Une vague mystérieuse de violence vient de s’abattre sur Chinatown. Le capitaine Stanley White, personnalité très forte, penche pour la théorie du développement d’une mafia chinoise. Un duel à mort va l’opposer au parrain de Chinatown.
Avis de Fabien
Cinq ans après le colossal échec financier de La porte du paradis (1980) qui a provoqué la chute du studio United Artists et signé la fin de l’ère du Nouvel Hollywood, Michael Cimino se voit offrir par le producteur Dino De Laurentiis l’occasion de revenir sur le devant de la scène en 1985 avec L’année du dragon.
Scénarisé par Cimino et Oliver Stone d’après un roman de Robert Daley, L’année du dragon raconte la croisade d’un flic vétéran du Vietnam pour nettoyer Chinatown de ses triades.
Mickey Rourke, dans son dernier grand et meilleur rôle, interprète cet ancien du Vietnam, nouvellement affecté au 5ème district de New-York.

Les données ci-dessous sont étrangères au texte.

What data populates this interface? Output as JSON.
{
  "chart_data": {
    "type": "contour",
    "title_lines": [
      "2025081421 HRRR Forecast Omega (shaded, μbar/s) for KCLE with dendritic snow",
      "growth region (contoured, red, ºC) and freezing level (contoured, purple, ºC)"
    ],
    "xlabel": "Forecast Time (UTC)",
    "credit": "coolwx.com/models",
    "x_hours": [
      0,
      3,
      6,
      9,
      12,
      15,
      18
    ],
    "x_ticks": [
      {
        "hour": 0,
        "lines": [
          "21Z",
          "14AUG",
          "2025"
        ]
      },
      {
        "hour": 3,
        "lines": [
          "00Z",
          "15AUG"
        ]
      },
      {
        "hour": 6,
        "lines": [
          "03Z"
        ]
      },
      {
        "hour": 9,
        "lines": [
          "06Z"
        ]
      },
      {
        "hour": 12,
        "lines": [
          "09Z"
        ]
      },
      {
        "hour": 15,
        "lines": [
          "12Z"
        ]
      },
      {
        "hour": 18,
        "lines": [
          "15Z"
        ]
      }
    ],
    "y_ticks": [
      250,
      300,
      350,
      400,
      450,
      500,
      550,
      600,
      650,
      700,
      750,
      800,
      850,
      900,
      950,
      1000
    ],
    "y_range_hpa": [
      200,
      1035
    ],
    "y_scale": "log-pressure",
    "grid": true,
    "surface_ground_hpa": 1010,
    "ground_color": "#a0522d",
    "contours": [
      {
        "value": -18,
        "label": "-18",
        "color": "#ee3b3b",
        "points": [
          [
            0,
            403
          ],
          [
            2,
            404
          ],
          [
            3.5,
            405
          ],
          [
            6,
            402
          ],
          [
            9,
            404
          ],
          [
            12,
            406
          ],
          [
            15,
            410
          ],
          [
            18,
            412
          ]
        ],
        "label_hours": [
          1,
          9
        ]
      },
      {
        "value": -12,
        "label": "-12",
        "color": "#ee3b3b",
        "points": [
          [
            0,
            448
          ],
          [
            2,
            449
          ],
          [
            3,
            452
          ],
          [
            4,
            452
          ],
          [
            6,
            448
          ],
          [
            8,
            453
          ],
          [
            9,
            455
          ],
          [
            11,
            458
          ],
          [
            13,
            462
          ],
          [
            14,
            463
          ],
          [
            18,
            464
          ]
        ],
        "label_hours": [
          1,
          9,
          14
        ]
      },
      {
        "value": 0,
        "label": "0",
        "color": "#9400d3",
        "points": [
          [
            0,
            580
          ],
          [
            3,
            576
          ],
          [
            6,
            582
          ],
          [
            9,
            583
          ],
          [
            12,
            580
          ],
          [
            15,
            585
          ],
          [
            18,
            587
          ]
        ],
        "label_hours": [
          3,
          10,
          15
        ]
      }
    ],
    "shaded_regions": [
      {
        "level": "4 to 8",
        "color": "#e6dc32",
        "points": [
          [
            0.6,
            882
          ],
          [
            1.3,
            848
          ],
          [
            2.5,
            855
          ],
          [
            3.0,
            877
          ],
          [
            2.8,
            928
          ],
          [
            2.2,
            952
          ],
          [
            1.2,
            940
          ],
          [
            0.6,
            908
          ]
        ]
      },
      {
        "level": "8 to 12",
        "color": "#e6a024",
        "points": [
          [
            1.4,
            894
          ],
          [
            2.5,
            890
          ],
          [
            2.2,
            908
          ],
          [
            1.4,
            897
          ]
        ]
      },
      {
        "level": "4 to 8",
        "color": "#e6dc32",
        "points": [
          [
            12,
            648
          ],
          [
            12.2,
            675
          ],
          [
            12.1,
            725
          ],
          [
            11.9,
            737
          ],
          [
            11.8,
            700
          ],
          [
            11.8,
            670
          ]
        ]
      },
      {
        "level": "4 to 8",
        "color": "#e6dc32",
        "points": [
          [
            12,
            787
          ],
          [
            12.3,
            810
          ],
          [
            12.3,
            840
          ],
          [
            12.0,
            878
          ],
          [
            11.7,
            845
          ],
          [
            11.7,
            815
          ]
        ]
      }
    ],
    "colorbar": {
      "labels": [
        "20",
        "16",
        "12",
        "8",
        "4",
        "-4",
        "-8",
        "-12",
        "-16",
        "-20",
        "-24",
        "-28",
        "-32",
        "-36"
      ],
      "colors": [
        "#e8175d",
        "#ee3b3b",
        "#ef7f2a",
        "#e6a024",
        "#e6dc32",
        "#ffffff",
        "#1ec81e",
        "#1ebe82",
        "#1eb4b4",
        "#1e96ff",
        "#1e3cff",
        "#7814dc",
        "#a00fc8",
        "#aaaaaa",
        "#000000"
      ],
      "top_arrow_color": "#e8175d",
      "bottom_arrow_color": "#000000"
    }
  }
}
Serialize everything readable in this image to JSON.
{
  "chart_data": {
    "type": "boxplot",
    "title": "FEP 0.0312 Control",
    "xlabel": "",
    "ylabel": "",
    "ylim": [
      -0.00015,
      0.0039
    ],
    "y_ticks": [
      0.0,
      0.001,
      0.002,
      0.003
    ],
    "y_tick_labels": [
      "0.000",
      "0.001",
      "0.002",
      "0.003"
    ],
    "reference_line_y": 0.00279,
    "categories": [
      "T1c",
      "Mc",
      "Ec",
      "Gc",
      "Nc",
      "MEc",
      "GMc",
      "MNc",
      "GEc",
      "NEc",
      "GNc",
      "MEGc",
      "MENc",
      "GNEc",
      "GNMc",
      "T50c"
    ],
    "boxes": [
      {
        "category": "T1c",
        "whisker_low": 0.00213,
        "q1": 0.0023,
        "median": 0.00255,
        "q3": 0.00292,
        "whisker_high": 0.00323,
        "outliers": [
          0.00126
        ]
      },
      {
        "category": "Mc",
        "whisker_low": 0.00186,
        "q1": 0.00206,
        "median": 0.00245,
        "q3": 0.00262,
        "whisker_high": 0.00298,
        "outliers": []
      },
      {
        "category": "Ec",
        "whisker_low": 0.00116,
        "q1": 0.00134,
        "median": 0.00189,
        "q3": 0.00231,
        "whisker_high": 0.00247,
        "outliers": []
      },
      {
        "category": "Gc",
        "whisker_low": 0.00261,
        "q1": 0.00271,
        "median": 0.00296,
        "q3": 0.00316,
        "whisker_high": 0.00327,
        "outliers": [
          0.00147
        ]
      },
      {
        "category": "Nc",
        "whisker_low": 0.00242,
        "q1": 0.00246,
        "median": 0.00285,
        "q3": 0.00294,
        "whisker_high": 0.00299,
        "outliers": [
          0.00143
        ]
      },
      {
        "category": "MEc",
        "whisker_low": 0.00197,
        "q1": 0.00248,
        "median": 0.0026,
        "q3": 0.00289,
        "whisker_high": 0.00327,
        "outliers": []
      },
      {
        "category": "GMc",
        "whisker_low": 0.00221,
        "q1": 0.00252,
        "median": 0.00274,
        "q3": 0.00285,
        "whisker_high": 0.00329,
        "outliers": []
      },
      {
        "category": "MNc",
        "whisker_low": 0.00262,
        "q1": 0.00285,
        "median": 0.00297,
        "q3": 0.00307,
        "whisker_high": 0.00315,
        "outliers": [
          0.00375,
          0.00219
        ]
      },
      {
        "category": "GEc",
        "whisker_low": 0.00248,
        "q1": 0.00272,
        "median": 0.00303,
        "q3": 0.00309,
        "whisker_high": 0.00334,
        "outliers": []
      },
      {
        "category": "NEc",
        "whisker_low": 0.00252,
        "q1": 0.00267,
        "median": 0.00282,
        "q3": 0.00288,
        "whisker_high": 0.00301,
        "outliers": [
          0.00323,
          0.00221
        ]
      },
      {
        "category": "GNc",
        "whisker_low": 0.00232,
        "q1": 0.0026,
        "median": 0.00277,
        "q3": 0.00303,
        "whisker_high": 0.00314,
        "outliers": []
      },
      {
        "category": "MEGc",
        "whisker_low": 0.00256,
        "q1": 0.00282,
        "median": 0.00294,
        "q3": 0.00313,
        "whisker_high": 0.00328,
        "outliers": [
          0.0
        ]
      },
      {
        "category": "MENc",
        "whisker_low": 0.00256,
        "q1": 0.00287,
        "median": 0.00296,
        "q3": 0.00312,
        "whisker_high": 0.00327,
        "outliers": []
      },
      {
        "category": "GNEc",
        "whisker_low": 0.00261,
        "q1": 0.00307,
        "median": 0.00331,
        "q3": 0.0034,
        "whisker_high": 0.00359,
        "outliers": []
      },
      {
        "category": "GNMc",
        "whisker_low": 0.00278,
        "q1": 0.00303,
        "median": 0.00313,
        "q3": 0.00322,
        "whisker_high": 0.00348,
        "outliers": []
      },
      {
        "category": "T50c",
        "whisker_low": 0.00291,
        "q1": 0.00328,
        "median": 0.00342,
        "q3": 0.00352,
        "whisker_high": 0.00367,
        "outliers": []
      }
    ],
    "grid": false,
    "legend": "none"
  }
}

Son Stanley White est un flic idéaliste, obsessionnel qui veut gagner la guerre de Chinatown, changer les choses, mettre fin aux meurtres, rackets et corruption. Ainsi il déclare « je veux le chaos ». C’est un personnage jusqu’au-boutiste qui fonce dans le tas, indomptable (à l’image de l’acteur et du réalisateur), mû par cet idéal inatteignable d’une Amérique où toutes les communautés co-existeraient harmonieusement et seraient porté par la même démocratie. Sa femme lui dit d’ailleurs « Tu vis dans le passé ».
Stanley White n’est pas un héros traditionnel de polar : égoïste, arrogant, il s’oppose à un méchant (John Lone), parrain de triade à l’aspect séduisant et attentif au bien-être de ses semblables. White est un personnage tragique qui se lance tête baissée dans cette croisade au mépris de ses proches délaissés voire blessés à cause de lui. Rourke, très grand (voir la scène des funérailles), compose un personnage complexe qui finit par être attachant, obsédé par un idéal de pacification d’un territoire, dévoré par un métier exigeant, au détriment de sa vie personnelle. Son affrontement implacable avec le nouveau parrain de Chinatown et ses sbires, dans des décors superbes (night club, rues de Chinatown, voie ferrée), se termine par un duel digne d’un western.
L’année du dragon est un polar tendu avec de grands moments de cinéma, d’irruption, d’explosion de violence sèche comme cette terrible fusillade dans un restaurant ou un mano à mano nerveux dans une boîte de nuit. Avec une impressionnante gestion du surgissement du danger, de la violence dans le cadre, des mouvements de caméra d’une grande précision, la mise en scène de Cimino orchestre brillamment le chaos d’un Chinatown gangréné par les meurtres, la corruption où s’affronte deux hommes des deux côtés de la loi.
Porté par la réalisation lyrique de Michael Cimino et un Mickey Rourke impérial, L’année du dragon est un polar majuscule à (re)voir de toute urgence.
La restauration argentique offre un confort visuel inédit avec un piqué très satisfaisant, des couleurs vives et une bonne gestion des noirs dans les scènes en basse lumière. La piste VO encodée en DTS HD MASTER AUDIO 5.1 est d’une belle clarté, répartition entre déflagrations de violence, musique de David Mansfield et dialogues.
Bonus
Faisant suite à la superbe édition de Body double de Brian de Palma sortie en décembre 2015, ce coffret prestigieux de L’année du dragon s’inscrit dans la collection coffret ultra collector de Carlotta avec film remasterisé en blu-ray, dvd et livre de 200 pages.
Hormis l’intéressante préface de Jean-Baptiste Thoret, le disque propose comme unique supplément mais témoignage précieux, un entretien audio avec Michael Cimino (27′). Le réalisateur parle des ses acteurs, de ses décors, de ses choix techniques (tournage en anamorphique, refus du story-board), de sa recherche d »une forme de supra-réalisme « pour parler de vrais gens et de vraies choses », dans son cinéma « centré sur les personnages ». Il souligne l’importance de la volonté pour faire ce métier et revient enfin sur une grande blessure qu’est la censure de la dernière réplique du film par le studio.
Enfin ce superbe coffret comprend un livre de 208 pages avec extraits du scénario, entretiens d’époque avec Michael Cimino, Mickey Rourke et Robert Daley, notes de production et 50 photos inédites issues des archives de MGM et Warner Bros.